De nos jours, on peut survivre à tout, sauf à la mort, prévenait Oscar Wilde. Après cinq bivouacs pour ouvrir la face nord-ouest du Baruntse, 7129 m, au Népal, Marek Holecek et Radoslav Groh se sont retrouvés pris au piège de la tempête qui a balayé le Népal ces derniers jours. Littéralement coincés par le manque de visibilité, et sans doute par des capacités diminuées, leur survie n’a tenu qu’à un fil. Le 24 mai, la cordée se trouvait 50 mètres sous le sommet du Baruntse, d’où il leur a fallu encore plus d’une demi-journée pour atteindre le sommet proprement dit, avant de devoir bivouaquer une sixième fois, vers 7000 mètres. Dans un message émis de son téléphone satellite et reproduit par sa compagne, Marek Holecek expliquait, laconique : « nous n’avons même pas fait de photos au sommet, aucune expression de joie, et nous avons immédiatement continuer autant que la météo infernale nous le permettait ».

Marek et Radoslav à Katmandou, après leur épique aventure au Baruntse. ©Marek Holecek

Au fil des jours, les mauvaises nouvelles s’accumulaient : le duo tchèque poursuivait sa descente épique, sans doute de la dimension de l’aventure de Doug Scott à l’Ogre heureusement sans blessures, mais pas sans être extrêmement en danger. « Nous sommes emprisonnés par la météo. Encore un bivouac à 6900 mètres. Il neige encore, et tout est blanc partout. Nous aurions besoin de seulement trois heures de visibilité pour pouvoir descendre en sécurité. » Samedi, le miracle est arrivé : une éclaircie. Le vrai miracle a été d’entendre des nouvelles de Holecek et Groh, toujours vivants après 3 jours et 3 nuits de cauchemar. Une descente de 1100 mètres pleine de dangers : non loin de là, sur l’Everest, une avalanche a balayé une partie du camp 2 dans la combe ouest. La cordée a continué et a fini, au prix d’une nouvelle nuit dehors dans le froid, par atteindre le camp de base, d’où ils étaient évacués par hélicoptère vers Katmandou dimanche matin.

L’aventure gravée dans la chair

La photo ci-dessus des deux alpinistes aux corps extrêmement amaigris peut évoquer des images sombres de l’Histoire, ici elle rappelle la dureté de l’aventure, les risques encourus, et in fine, le prix à payer pour pouvoir, malgré tout, lever timidement les bras émaciés vers le ciel. Vers une victoire, celle d’avoir survécu. L’aventure est gravée dans la chair.

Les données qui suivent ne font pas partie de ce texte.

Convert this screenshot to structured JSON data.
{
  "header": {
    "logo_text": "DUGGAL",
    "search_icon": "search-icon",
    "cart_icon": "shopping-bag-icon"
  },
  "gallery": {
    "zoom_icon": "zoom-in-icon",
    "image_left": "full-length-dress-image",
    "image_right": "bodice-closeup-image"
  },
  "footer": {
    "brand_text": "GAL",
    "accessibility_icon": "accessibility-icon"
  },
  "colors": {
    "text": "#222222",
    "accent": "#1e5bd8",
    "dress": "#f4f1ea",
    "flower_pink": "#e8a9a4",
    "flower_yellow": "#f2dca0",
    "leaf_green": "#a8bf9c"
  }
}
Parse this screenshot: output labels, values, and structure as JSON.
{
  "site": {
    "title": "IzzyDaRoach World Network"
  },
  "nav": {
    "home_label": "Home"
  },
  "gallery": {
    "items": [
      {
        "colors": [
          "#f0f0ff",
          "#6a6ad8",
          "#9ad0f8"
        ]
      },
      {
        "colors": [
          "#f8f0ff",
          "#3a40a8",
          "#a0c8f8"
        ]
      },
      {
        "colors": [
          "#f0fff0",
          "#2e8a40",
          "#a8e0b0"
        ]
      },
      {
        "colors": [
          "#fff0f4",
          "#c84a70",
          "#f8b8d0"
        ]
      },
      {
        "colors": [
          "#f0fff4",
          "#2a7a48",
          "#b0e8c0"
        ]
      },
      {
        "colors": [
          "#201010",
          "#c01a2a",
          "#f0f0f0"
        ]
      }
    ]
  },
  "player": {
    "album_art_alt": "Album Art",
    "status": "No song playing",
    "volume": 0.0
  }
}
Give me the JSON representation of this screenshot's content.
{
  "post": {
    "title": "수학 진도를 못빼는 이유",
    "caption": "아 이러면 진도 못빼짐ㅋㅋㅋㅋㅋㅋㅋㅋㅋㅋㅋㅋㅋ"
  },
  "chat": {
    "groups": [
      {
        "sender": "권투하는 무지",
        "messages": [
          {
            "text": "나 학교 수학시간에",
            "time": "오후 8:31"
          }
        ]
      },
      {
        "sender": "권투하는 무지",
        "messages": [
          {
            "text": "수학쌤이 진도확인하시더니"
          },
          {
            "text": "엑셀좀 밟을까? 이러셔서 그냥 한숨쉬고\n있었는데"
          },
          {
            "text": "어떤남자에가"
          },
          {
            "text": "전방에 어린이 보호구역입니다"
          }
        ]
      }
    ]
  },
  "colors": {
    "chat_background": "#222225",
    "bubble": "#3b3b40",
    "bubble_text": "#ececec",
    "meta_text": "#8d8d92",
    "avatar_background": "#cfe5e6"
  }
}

Autodidacte, Marek Holecek est le récipiendaire de deux Piolets d’Or, en signant des premières audacieuses sur le Chamlang (2019), un autre 7000 népalais, mais aussi le Gasherbrum (2017). Assoiffée, gelée, sans nourriture aucune, la cordée tchèque a survécu à cette épopée de dix journées en haute altitude dont une moitié sous les coups de butoir du cyclone Yaas (c’est son nom). Par quel miracle la cordée tchèque a-t-elle survécu ? Sans doute nous l’expliqueront-ils. Mais au-delà de la difficulté extrême de la paroi qu’ils ont gravi, nul doute que leur aventure les rapproche du panthéon des survivants hors du commun, des alpinistes ou des aventuriers, de Reinhold Messner (sa descente du Nanga Parbat, où son frère est décédé), Jean Bourgeois (sa descente de l’Everest côté chinois), dans la lignée d’un Ernest Shackleton, survivant de l’Antarctique et de la Géorgie du Sud.

Tenir, toujours tenir. Un quoi qu’il en coûte qui a un sacré panache, non ?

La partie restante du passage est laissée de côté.